As of the third quarter of this year, the city has weathered an unprecedented decline in GDP for five quarters running. But the decline slowed in the third quarter, down just 3.5 per cent, compared to 9 per cent in the second quarter, and 9.1 per cent in the first.
Industries such as tourism, aviation, hotels, restaurants and bars, and retailers have been dealt a heavy blow, crippled by social-distancing rules and high unemployment.
The government has dished out more than HK$316 billion in relief measures to businesses and residents hit hard by the pandemic.
Yau cited a scheme in which the government was offering a 100 per cent guarantee for small and medium-sized enterprises to borrow up to HK$2 million to ease cash flow problems. He said the aid measure had already proved popular with companies, pointing to the approval of 24,000 applications, totalling HK$38 billion at present, and noting registration would open until April.

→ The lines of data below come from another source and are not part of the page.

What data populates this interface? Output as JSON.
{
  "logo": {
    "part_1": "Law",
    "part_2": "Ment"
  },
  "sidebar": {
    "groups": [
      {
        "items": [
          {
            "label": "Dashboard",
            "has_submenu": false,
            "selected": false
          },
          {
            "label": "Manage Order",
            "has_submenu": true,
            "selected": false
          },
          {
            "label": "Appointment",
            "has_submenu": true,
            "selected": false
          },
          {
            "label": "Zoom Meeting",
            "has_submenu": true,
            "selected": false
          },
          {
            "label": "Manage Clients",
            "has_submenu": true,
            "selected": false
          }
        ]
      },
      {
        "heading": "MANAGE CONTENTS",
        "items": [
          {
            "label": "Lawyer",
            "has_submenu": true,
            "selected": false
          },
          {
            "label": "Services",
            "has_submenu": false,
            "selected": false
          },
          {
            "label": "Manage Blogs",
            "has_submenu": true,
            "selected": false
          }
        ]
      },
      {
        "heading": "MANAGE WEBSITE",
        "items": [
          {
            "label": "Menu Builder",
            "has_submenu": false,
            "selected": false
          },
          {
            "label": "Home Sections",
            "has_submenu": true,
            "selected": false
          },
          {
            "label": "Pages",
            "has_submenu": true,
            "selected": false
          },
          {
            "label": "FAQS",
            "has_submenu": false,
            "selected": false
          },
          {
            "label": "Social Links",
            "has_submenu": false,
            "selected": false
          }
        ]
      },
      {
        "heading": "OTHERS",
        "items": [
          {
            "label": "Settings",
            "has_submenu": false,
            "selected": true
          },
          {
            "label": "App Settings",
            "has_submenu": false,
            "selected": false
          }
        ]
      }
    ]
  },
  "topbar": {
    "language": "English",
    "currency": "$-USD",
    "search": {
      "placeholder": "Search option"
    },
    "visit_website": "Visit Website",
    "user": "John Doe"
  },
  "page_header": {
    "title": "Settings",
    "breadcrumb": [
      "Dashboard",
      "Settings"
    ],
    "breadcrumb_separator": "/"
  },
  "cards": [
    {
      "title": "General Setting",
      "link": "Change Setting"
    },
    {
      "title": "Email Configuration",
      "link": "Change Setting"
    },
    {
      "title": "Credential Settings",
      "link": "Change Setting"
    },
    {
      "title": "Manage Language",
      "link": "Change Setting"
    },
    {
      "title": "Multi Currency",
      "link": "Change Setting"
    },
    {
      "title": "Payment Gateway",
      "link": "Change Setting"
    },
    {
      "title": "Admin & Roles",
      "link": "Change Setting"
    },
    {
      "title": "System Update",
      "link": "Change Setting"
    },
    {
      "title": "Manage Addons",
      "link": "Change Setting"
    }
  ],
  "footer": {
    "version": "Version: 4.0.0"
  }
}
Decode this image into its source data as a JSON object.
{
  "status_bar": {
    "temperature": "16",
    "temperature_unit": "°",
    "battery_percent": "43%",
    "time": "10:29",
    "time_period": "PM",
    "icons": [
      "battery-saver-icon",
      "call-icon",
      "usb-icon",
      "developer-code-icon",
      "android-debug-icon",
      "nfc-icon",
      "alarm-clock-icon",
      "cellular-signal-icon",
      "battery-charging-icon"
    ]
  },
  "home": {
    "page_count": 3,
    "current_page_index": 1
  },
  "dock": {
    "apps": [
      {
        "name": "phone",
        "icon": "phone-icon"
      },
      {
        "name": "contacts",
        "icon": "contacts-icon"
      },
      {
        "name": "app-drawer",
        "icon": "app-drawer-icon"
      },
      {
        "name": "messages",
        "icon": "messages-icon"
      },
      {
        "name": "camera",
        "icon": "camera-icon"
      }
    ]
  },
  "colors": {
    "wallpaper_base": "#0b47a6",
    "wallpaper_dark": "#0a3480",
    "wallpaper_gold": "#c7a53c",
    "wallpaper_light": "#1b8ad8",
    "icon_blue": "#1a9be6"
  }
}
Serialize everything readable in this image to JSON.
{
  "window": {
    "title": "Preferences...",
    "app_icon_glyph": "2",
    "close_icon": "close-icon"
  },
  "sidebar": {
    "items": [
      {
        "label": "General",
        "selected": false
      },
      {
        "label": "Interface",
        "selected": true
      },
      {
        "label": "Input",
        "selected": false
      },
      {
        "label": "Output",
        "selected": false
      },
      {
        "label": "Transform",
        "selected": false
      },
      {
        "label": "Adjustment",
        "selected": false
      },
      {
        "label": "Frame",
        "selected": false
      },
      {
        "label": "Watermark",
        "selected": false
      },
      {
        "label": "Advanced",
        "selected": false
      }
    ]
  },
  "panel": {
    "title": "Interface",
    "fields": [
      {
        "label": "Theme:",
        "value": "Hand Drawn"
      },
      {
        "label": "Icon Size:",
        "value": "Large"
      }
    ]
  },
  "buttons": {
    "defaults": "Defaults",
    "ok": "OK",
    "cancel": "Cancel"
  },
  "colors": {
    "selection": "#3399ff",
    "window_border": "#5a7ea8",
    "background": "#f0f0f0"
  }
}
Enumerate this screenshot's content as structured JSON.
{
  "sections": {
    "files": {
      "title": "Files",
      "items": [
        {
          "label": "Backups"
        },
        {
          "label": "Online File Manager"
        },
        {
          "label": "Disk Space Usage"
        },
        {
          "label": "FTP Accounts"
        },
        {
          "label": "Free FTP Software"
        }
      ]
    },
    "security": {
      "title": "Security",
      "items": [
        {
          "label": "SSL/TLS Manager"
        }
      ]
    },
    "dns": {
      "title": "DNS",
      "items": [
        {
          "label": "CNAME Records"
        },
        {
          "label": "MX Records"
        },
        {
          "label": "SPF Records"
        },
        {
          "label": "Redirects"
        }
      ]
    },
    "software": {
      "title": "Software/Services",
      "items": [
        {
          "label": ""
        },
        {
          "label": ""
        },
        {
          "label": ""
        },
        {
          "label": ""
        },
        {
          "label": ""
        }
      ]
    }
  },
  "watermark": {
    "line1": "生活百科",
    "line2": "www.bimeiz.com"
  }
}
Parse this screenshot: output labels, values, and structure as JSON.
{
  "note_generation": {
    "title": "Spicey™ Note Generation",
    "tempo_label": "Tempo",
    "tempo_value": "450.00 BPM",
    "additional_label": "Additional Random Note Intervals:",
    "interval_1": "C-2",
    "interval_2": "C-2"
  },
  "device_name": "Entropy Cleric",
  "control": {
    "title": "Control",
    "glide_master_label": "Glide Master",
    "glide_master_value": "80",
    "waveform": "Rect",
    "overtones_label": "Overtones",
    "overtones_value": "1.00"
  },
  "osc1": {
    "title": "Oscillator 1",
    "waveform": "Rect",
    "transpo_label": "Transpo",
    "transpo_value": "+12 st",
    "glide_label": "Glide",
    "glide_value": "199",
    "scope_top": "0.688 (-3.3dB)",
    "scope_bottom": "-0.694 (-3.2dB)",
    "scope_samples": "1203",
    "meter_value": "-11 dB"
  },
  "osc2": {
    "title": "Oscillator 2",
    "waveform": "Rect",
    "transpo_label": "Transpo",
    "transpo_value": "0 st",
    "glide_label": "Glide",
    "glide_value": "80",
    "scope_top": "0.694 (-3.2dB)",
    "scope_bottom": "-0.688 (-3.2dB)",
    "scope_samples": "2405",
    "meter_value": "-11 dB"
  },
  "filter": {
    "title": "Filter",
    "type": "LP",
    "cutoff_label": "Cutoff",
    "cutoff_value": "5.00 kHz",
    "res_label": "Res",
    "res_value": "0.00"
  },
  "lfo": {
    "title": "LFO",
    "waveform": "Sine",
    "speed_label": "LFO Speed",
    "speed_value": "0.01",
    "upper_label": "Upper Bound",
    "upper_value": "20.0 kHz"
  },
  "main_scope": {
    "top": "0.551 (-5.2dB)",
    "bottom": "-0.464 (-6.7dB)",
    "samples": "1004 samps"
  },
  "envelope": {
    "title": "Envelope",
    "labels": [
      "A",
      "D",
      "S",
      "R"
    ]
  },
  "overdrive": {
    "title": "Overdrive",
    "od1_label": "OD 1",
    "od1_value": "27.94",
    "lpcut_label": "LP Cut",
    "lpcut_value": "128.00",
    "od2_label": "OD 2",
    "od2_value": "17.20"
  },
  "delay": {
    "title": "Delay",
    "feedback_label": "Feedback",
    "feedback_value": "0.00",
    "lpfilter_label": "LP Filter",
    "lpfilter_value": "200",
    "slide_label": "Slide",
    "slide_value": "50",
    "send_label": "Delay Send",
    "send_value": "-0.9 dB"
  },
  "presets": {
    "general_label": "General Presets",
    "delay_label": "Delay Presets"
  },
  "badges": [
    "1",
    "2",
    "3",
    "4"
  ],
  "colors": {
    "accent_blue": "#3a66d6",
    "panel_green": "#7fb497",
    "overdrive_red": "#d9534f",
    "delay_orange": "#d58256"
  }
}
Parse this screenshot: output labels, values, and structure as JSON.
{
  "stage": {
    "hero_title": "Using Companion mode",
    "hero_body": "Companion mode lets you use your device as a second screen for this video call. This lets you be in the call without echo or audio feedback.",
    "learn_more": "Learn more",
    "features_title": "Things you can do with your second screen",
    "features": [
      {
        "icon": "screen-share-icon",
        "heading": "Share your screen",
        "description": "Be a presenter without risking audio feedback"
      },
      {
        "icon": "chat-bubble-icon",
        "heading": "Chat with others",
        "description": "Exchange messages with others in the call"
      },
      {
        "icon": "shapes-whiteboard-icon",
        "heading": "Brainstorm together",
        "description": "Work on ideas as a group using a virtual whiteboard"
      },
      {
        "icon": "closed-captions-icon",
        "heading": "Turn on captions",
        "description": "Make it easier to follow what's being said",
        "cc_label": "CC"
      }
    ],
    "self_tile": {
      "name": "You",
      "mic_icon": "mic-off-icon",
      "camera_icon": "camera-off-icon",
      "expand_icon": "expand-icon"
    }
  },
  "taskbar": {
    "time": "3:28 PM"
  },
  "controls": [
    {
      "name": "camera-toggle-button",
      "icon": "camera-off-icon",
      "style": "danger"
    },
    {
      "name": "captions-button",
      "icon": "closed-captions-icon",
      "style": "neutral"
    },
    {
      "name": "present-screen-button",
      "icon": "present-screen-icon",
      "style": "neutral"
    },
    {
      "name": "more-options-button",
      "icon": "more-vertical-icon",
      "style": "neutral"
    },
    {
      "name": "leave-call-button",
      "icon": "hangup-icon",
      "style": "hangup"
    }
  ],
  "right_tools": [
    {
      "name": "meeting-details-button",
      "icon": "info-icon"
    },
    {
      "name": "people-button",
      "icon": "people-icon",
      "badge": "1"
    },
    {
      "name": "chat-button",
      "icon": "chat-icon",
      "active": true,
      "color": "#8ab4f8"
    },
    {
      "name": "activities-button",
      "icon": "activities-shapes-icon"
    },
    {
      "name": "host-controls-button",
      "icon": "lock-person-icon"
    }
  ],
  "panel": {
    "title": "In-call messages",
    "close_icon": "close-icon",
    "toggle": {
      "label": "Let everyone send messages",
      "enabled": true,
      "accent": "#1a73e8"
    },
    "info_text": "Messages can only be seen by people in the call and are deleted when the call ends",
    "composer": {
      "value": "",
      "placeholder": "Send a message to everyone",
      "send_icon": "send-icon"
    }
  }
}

For future growth, Hong Kong is eyeing membership in the world’s biggest free-trade pact, the recently founded Regional Comprehensive Economic Partnership (RCEP), which seeks to tear down trade barriers among 15 countries, including China. The city also has its sights on the 10-member Association of Southeast Asian Nations.
“RCEP is a silver lining, a vote of confidence for Hong Kong and like-minded economies,” Yau said.